Paxo doesn’t like the Press you see. Despite having earned his living as a TV journalist in the “most wonderful job in the world” (“what job would you have done if you hadn’t been a grand inquistor?” was another question he failed to answer properly) he thinks its “rubbish” to say journalists have a role in shaping the world and newspapers shouldn’t be taken seriouosly. For one thing if you are intelligent enough to change your mind on an issue then “silly journalists will accuse you of a U-turn”, but then in an ideal word we would have far more journalists getting out and about talking to people to find stories (although this, he conceded, is “expensive”).
It was the kind of answer Newsnight Paxo would have torn to shreds in seconds. But then having conflicting views on the same issue doesn’t really matter so long as you say it with enough conviction, it seems.
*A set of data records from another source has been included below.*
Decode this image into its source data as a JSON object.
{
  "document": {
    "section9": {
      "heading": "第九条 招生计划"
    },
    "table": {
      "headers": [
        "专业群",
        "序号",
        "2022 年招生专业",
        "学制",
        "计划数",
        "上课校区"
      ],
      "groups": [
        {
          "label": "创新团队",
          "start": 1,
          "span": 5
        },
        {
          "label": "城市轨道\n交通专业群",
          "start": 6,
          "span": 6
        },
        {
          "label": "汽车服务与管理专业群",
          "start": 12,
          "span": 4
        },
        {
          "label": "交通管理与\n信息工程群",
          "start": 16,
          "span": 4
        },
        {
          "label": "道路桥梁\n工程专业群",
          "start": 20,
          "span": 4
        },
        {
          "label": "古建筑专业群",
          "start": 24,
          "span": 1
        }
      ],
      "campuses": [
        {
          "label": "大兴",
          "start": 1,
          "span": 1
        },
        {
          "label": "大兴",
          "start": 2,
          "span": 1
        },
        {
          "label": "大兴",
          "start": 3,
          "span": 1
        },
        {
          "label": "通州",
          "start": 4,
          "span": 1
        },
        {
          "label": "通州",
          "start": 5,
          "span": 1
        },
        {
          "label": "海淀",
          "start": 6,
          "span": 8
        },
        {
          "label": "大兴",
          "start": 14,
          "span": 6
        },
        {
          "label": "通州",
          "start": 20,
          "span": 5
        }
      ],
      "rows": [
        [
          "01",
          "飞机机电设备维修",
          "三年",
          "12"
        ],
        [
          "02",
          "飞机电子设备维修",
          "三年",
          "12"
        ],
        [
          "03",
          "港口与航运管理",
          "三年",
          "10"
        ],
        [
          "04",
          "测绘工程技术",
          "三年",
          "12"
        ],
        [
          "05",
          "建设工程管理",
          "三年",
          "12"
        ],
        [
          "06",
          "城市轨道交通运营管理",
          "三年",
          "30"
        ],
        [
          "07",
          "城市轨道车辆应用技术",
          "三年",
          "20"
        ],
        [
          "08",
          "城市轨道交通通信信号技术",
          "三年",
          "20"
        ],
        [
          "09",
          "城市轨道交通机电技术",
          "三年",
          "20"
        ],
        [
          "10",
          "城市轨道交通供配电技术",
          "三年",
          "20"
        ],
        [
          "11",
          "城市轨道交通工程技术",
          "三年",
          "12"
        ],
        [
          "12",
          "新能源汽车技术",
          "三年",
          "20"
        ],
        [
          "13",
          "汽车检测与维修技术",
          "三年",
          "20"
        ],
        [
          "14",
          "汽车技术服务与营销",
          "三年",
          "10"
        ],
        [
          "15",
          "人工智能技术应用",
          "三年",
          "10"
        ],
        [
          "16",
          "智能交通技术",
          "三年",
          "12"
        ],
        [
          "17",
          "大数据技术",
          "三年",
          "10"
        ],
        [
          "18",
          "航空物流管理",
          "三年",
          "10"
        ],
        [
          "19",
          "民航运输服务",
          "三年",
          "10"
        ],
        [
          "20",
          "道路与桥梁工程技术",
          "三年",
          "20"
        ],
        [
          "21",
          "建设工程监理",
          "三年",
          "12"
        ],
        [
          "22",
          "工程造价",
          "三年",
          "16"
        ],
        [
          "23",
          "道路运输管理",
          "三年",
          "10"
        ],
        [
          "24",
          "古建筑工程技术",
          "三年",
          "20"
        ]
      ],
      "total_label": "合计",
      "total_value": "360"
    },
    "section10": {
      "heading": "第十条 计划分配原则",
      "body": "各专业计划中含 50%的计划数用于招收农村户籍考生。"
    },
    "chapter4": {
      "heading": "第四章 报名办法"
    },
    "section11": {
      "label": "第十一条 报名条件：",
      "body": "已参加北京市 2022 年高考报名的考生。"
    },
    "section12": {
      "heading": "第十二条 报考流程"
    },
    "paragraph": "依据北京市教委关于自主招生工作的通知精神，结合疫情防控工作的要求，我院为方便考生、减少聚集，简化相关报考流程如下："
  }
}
This brings us neatly round to the best question of the night: if you were allowed one last interview and it could be anyone in the world who would it be? Not Donald Trump – although he’s done better in his first months as president “than I’d have expected”. Most likely the Pope. What a fascinating discussion that would be – Paxo could ask him about contraception, abortion, Papal authority, population control, migration... And he’s sure he would get interesting answers to all of them.
Paxman actually came across as thoughtful, humorous, a little self doubting – not so certain of the world as his interviewer alter ego – and self deprecating. Although his body language remained defensive – or “hostile” as Brigstoke put it – throughout, with his arms folded across his chest for the full hour, Paxman showed he was capable of letting his guard down.
He didn’t know, for instance, how he was going to vote in the EU Referendum – for Remain as it happens – until he got into the voting booth. He doesn’t “even understand” some of the questions he asks on University Challenge (although he thinks he could answer 50-60 per cent of them) and he thinks Nick Clegg deserved his fate for “perpetrating the greatest lie in modern politics” over student tuition fees.
So in one hour we got a reflective Paxo, a rather muddled Paxo and the scornful Paxo we know and love. As Marcus Brigstoke said at the end, “thank you for being brilliantly rude!”